正しい使い方を認識させる。8ステップセールストーク (5)

セールストーク
今でこそ、いくつかの会社が同じような商品を出すほど、ニーズのある商品になっていますが、「ポッカレモン100」の発売当初はあまり売れなかったそうです。

そこで、多くの人にレモン果汁のことを知ってもらうために、当時のポッカコーポレーションは、この商品を使ったレシピ(使い方)を開発する専門の部門をつくりました。




料理教室も開き、レモンを使った料理、つまりは“商品の有効な活用の仕方”を公開していったのです。

これらの取り組みにより、お客様が“今まで気付かなかった商品のたくさんの用途を知り”、商品に対する価値が高まっていきました。

つまり、ポッカコーポレーションが行ったのは、“プロ”として、素人では思いつかない、考えにくい使用方法、そして、有効な活用方法を提供(説明)し、お客様に商品の価値に気付かせたことです。

お客様は、このようなレシピを知ることにより、「レモン汁にもそんな使い方があったのか」とか、「レモンって、そんな効果まであるのか」という気づきを得ることが出来ました。

こうなるとレモン汁は、「多彩な調味料」、「健康食品」というポジションを確立したことになります。

今ではこのように、“商品の使い方”を提供し、“商品価値に気付いてもらう”という方法で成功している会社はたくさんあります。

営業活動においても、ポッカレモン100のように、お客様がなかなか知りえないメリットや気づきを情報として発信できれば、インパクトを感じてくれます。

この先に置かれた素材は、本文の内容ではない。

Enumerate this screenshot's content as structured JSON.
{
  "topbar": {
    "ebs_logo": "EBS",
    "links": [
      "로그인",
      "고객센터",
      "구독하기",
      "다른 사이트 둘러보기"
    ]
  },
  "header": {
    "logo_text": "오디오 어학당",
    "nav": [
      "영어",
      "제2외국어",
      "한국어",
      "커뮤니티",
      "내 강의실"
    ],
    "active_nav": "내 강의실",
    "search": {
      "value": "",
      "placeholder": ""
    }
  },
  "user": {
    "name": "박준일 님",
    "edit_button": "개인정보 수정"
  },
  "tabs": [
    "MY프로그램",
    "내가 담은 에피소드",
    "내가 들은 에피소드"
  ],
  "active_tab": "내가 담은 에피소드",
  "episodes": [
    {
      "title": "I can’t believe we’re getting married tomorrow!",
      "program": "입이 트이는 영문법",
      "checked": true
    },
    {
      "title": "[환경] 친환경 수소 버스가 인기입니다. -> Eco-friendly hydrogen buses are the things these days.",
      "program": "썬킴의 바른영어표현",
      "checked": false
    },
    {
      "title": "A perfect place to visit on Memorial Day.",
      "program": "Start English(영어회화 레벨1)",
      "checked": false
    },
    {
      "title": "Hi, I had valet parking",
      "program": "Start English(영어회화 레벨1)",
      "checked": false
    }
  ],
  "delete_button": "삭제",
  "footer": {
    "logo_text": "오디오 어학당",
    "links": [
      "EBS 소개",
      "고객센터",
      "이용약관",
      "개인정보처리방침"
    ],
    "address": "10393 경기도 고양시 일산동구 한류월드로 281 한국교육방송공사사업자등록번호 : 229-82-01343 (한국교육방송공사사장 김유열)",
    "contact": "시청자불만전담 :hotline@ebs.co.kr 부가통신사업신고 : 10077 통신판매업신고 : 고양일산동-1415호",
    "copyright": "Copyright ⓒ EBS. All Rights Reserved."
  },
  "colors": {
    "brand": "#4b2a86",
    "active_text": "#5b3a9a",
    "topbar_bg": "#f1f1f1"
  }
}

あなたはプロとして、そのような情報を与えられるように考えなくてはいけません。

そのため、このパートでは、次の手順でトークを考えます。

① あなたの商品の特徴(特に他社と差別化している部分)をいくつか挙げる。

② ①で挙げたそれぞれの特長を活用し、成功したお客様の事例、お客様から頂いた喜びの声を伝える。

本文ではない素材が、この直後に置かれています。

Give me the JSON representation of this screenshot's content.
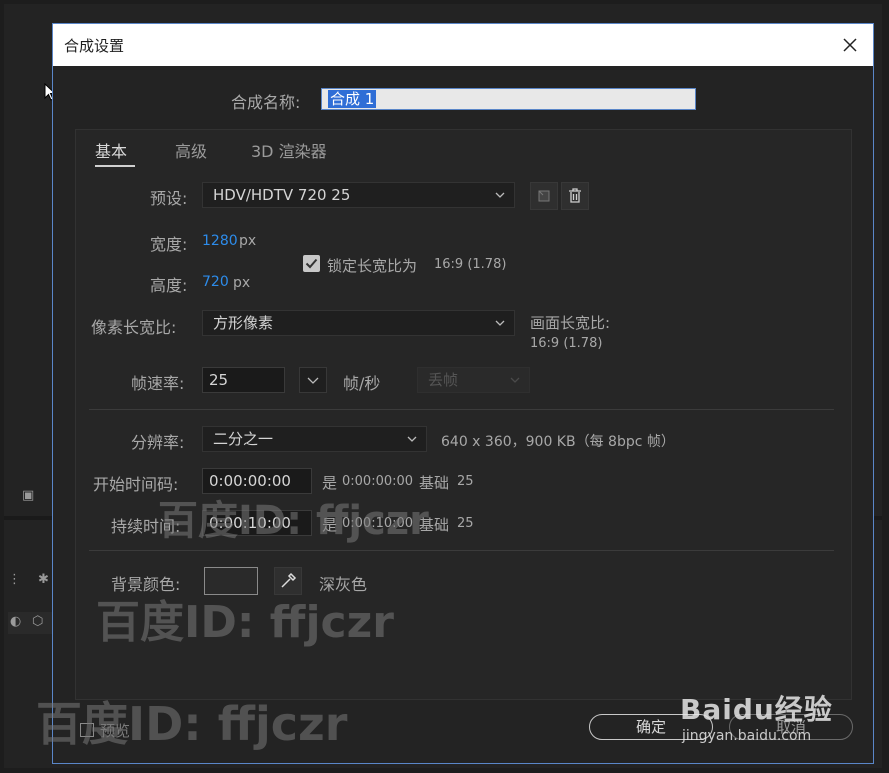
{
  "dialog": {
    "title": "合成设置",
    "name_label": "合成名称:",
    "name_value": "合成 1"
  },
  "tabs": [
    {
      "label": "基本",
      "active": true
    },
    {
      "label": "高级",
      "active": false
    },
    {
      "label": "3D 渲染器",
      "active": false
    }
  ],
  "basic": {
    "preset_label": "预设:",
    "preset_value": "HDV/HDTV 720 25",
    "width_label": "宽度:",
    "width_value": "1280",
    "height_label": "高度:",
    "height_value": "720",
    "unit": "px",
    "lock_label": "锁定长宽比为",
    "lock_ratio": "16:9 (1.78)",
    "lock_checked": true,
    "pixel_aspect_label": "像素长宽比:",
    "pixel_aspect_value": "方形像素",
    "frame_aspect_label": "画面长宽比:",
    "frame_aspect_value": "16:9 (1.78)",
    "framerate_label": "帧速率:",
    "framerate_value": "25",
    "fps_label": "帧/秒",
    "drop_frame": "丢帧",
    "resolution_label": "分辨率:",
    "resolution_value": "二分之一",
    "resolution_info": "640 x 360，900 KB（每 8bpc 帧）",
    "start_tc_label": "开始时间码:",
    "start_tc_value": "0:00:00:00",
    "start_tc_is": "是",
    "start_tc_info": "0:00:00:00",
    "base_label": "基础",
    "base_value": "25",
    "duration_label": "持续时间:",
    "duration_value": "0:00:10:00",
    "duration_is": "是",
    "duration_info": "0:00:10:00",
    "bg_color_label": "背景颜色:",
    "bg_color_name": "深灰色",
    "bg_color_hex": "#2a2a2a"
  },
  "footer": {
    "preview_label": "预览",
    "ok_label": "确定",
    "cancel_label": "取消"
  },
  "watermarks": {
    "text": "百度ID: ffjczr",
    "baidu_brand": "Baidu经验",
    "baidu_url": "jingyan.baidu.com"
  },
  "colors": {
    "accent_blue": "#2d8ceb",
    "selection": "#2f6ed6",
    "dialog_border": "#5a86c8"
  },
  "icons": {
    "save_preset": "save-preset-icon",
    "delete_preset": "trash-icon",
    "eyedropper": "eyedropper-icon",
    "close": "close-icon"
  }
}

前のパートで聞き出した お客様の情報をもとに、数ある他のお客様の事例の中から、参考になる成功事例を選んで紹介することが重要になります。

商品を使ったお客様の成功事例を紹介したことにより、お客様は、商品に有利な判断基準を持ちやすくなります。

実はこれ、お客様がまだ商品の詳しい説明を受けていない状態だからこそ、不要に身構えることなく、素直に聞くことができるのです。

もし商品説明をしたあとであれば、お客様は商品の自慢話を聞かされているかのような感覚に陥ってしまいます。

私の経験上、商品説明前に事例を見せたほうが、お客様の顔に“ワクワク感”が出やすいです。

さらに、期待感を持った状態で、商品説明を聞いてくれるので、より雰囲気が良くなります。

「正しい使い方を認識させる」ステップで、どのように成功事例を紹介すれば、あなたの商品について上手にお膳立て(下準備)できるのか、トークを考えてみてください。